Although it can’t claim to have found out what causes those sleepless nights, a new MRI study has shed some light on the mysterious common sleeping disorder known as insomnia.
For the study, published recently in the Radiology journal, researchers based in Guangzhou, China, scanned the brains of 23 clinical insomniacs (patients whose restless sleeping habits are not attributable to an environmental, medical or psychological cause) and 30 participants with optimal sleeping patterns. Each participant answered a questionnaire about how much and what quality of sleep they believed they were getting, as well as their self-assessed levels of anxiety and depression.
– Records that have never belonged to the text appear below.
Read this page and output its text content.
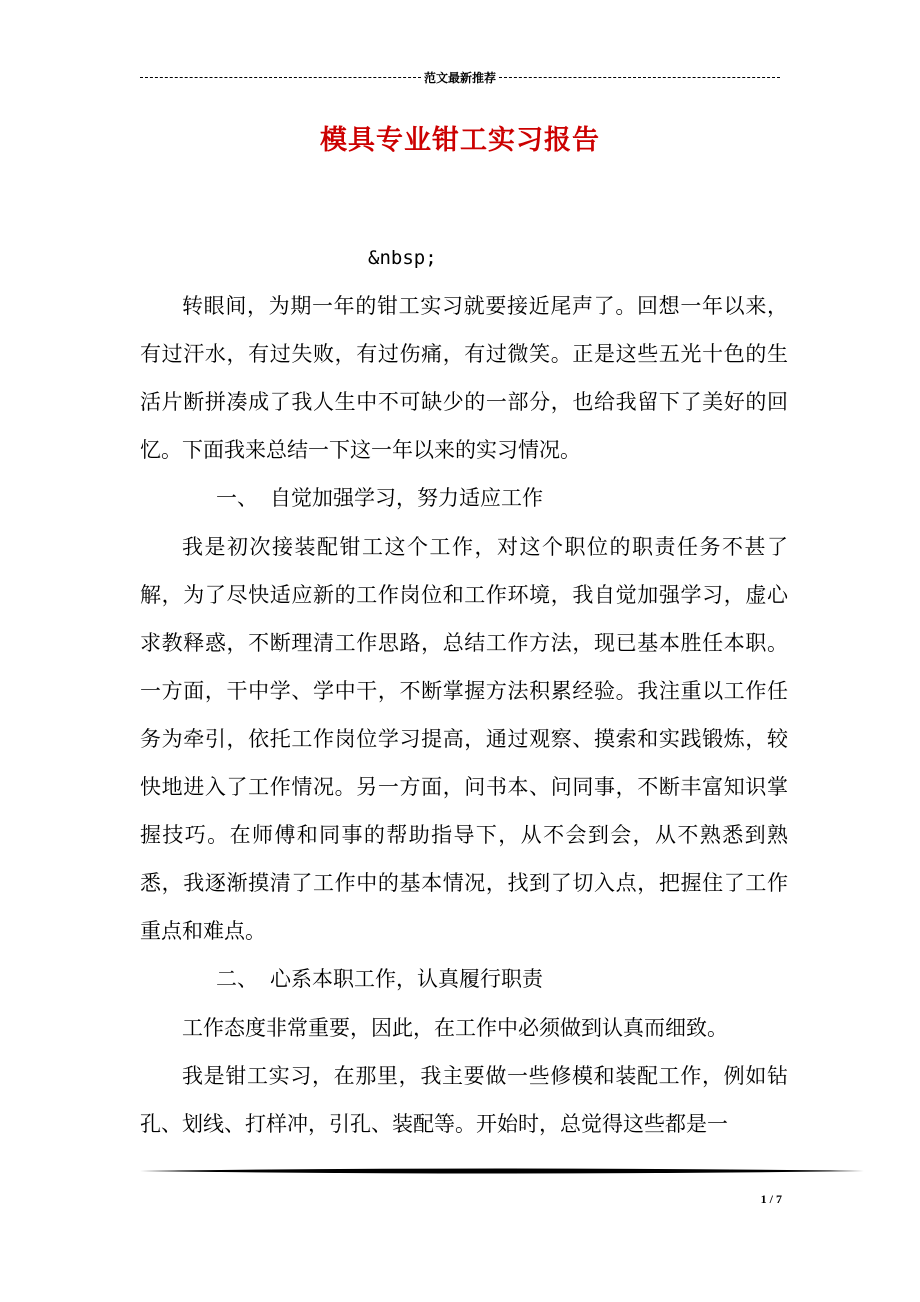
范文最新推荐
模具专业钳工实习报告

&nbsp;

转眼间，为期一年的钳工实习就要接近尾声了。回想一年以来，有过汗水，有过失败，有过伤痛，有过微笑。正是这些五光十色的生活片断拼凑成了我人生中不可缺少的一部分，也给我留下了美好的回忆。下面我来总结一下这一年以来的实习情况。

一、 自觉加强学习，努力适应工作

我是初次接装配钳工这个工作，对这个职位的职责任务不甚了解，为了尽快适应新的工作岗位和工作环境，我自觉加强学习，虚心求教释惑，不断理清工作思路，总结工作方法，现已基本胜任本职。一方面，干中学、学中干，不断掌握方法积累经验。我注重以工作任务为牵引，依托工作岗位学习提高，通过观察、摸索和实践锻炼，较快地进入了工作情况。另一方面，问书本、问同事，不断丰富知识掌握技巧。在师傅和同事的帮助指导下，从不会到会，从不熟悉到熟悉，我逐渐摸清了工作中的基本情况，找到了切入点，把握住了工作重点和难点。

二、 心系本职工作，认真履行职责

工作态度非常重要，因此，在工作中必须做到认真而细致。

我是钳工实习，在那里，我主要做一些修模和装配工作，例如钻孔、划线、打样冲，引孔、装配等。开始时，总觉得这些都是一

1 / 7
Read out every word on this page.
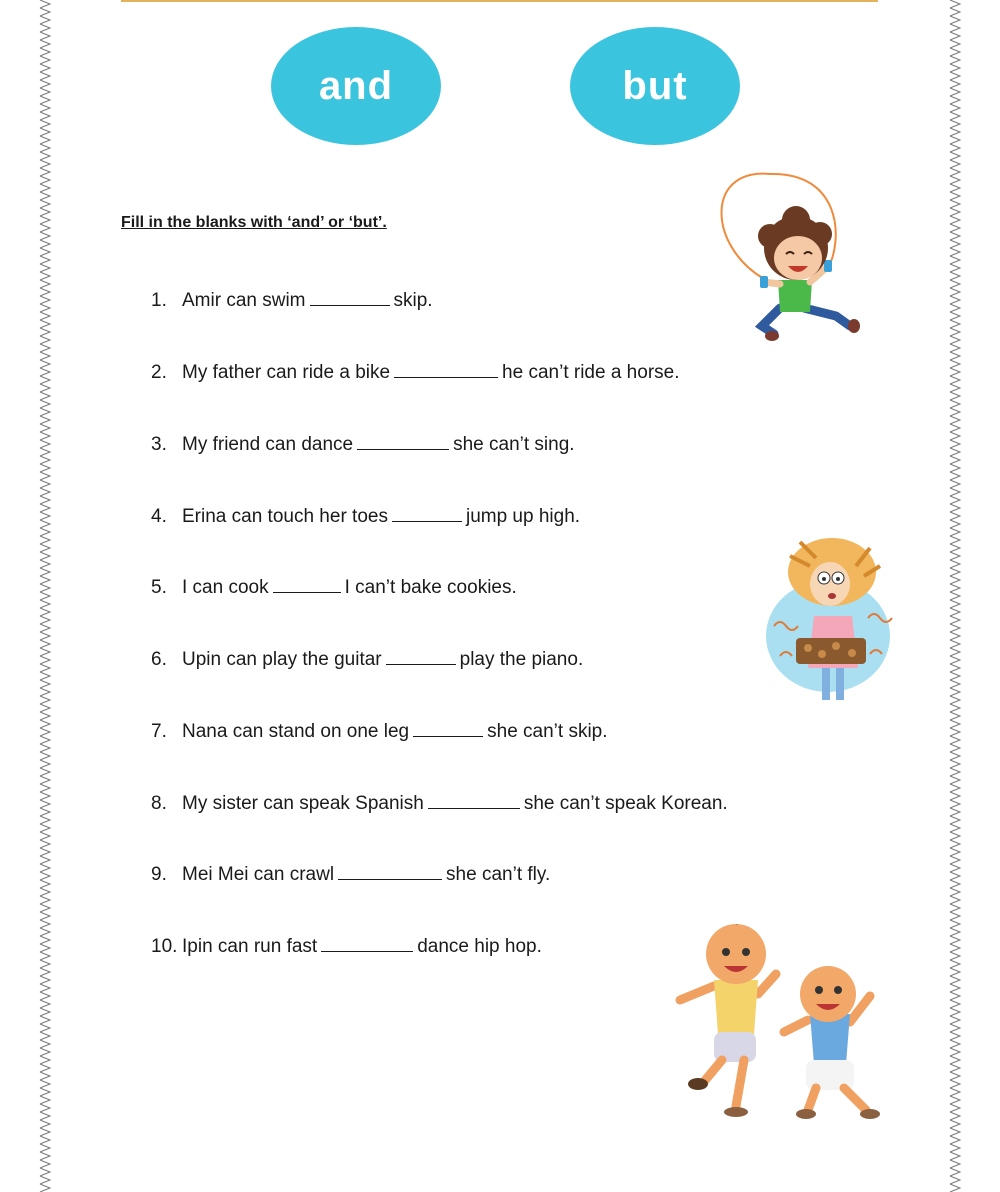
and	but
Fill in the blanks with ‘and’ or ‘but’.
1. Amir can swim	skip.
2. My father can ride a bike	he can’t ride a horse.
3. My friend can dance	she can’t sing.
4. Erina can touch her toes	jump up high.
5. I can cook	I can’t bake cookies.
6. Upin can play the guitar	play the piano.
7. Nana can stand on one leg	she can’t skip.
8. My sister can speak Spanish	she can’t speak Korean.
9. Mei Mei can crawl	she can’t fly.
10. Ipin can run fast	dance hip hop.
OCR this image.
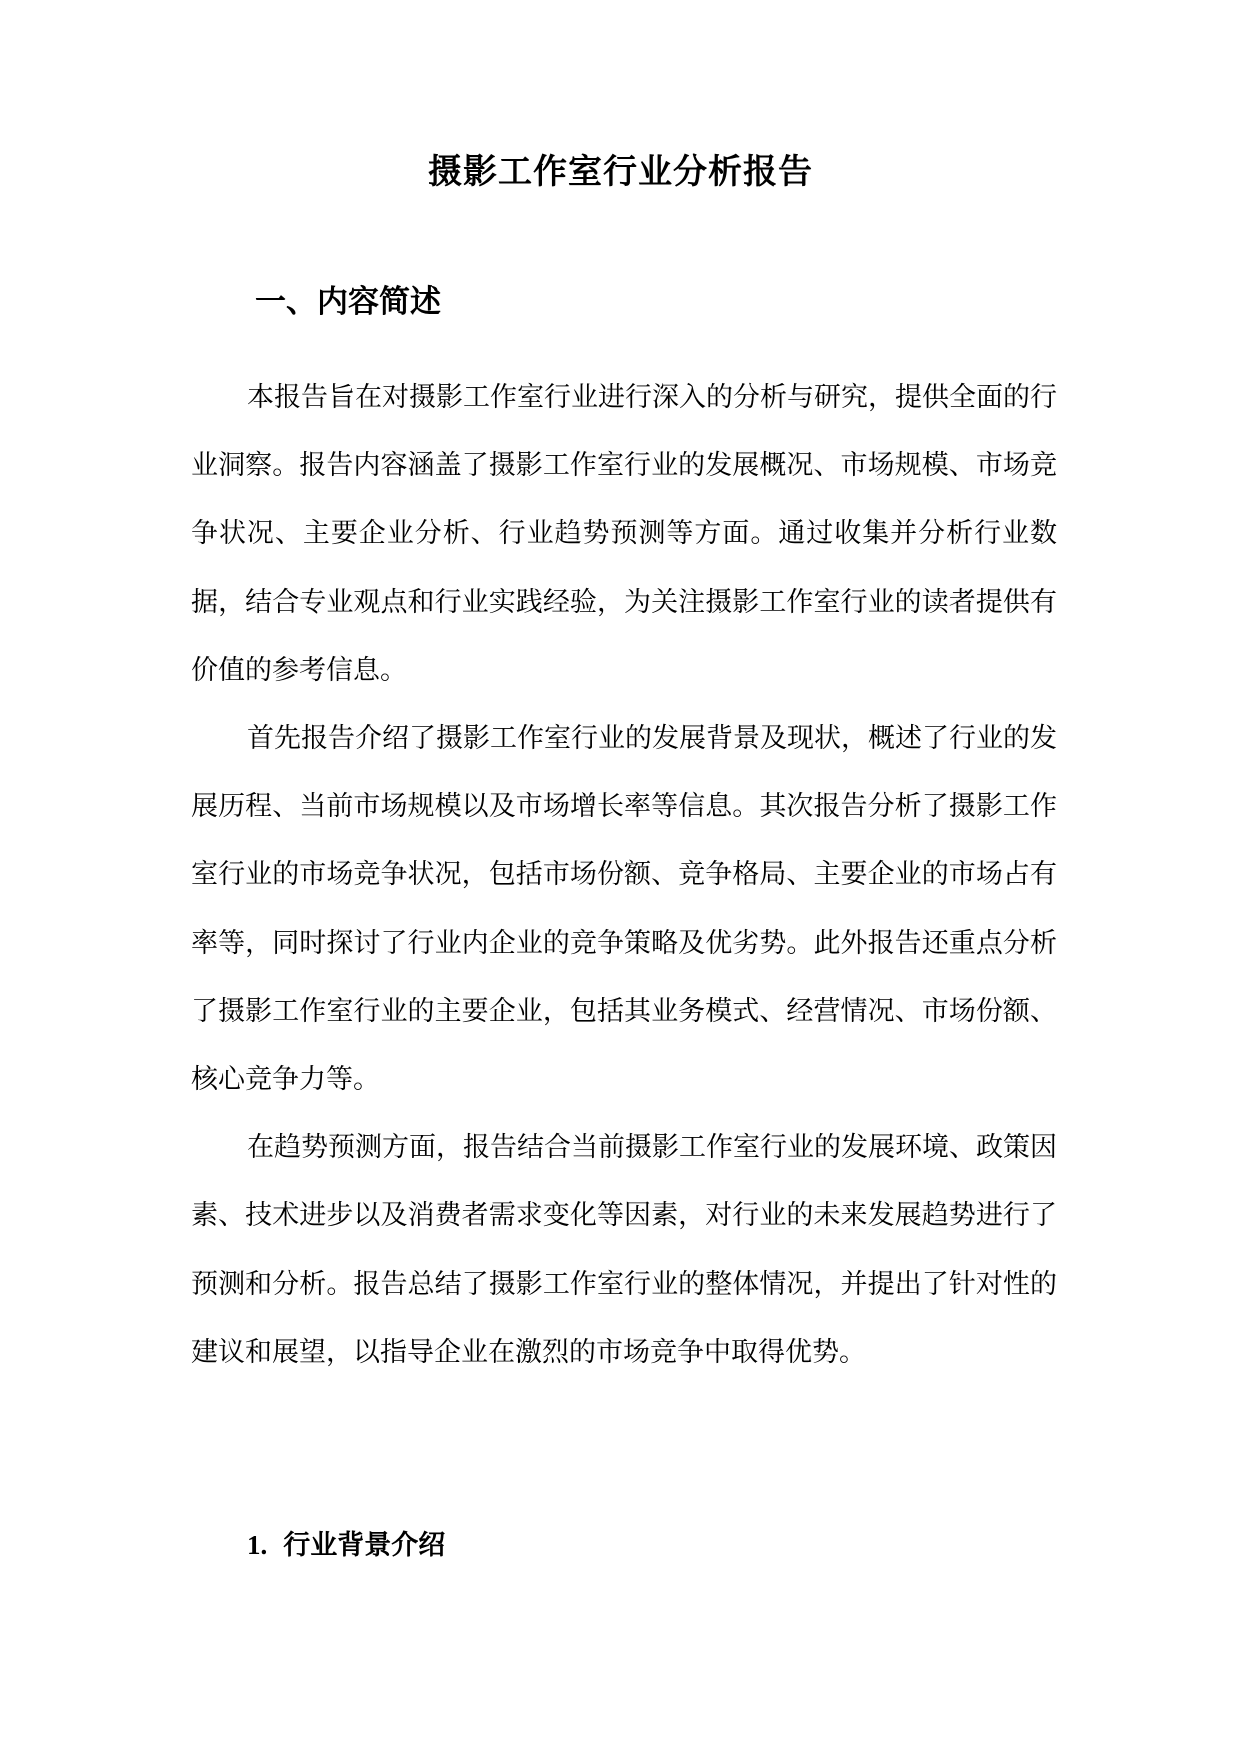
摄影工作室行业分析报告
一、内容简述

本报告旨在对摄影工作室行业进行深入的分析与研究，提供全面的行业洞察。报告内容涵盖了摄影工作室行业的发展概况、市场规模、市场竞争状况、主要企业分析、行业趋势预测等方面。通过收集并分析行业数据，结合专业观点和行业实践经验，为关注摄影工作室行业的读者提供有价值的参考信息。

首先报告介绍了摄影工作室行业的发展背景及现状，概述了行业的发展历程、当前市场规模以及市场增长率等信息。其次报告分析了摄影工作室行业的市场竞争状况，包括市场份额、竞争格局、主要企业的市场占有率等，同时探讨了行业内企业的竞争策略及优劣势。此外报告还重点分析了摄影工作室行业的主要企业，包括其业务模式、经营情况、市场份额、核心竞争力等。

在趋势预测方面，报告结合当前摄影工作室行业的发展环境、政策因素、技术进步以及消费者需求变化等因素，对行业的未来发展趋势进行了预测和分析。报告总结了摄影工作室行业的整体情况，并提出了针对性的建议和展望，以指导企业在激烈的市场竞争中取得优势。

1. 行业背景介绍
Then, each participant had their brain scanned by diffusion MRI. Diffusion MRI, which is offered at AIM Medical Imaging, is the imaging of the blockage or flow of water at a cellular level. It is a definitive imaging technique for spotting lesions, tumors–or in this case–spotting water movements along white matter tracts to identify connections or abnormalities in the brain’s network of connections.
The findings revealed that the integrity of the white matter connections in insomnia patients was significantly reduced.
“White matter tracts are bundles of axons, or long fibers of nerve cells, that connect one part of the brain to another,” said study author Shumei Li. “If white matter tracts are impaired, communication between brain regions is disrupted.”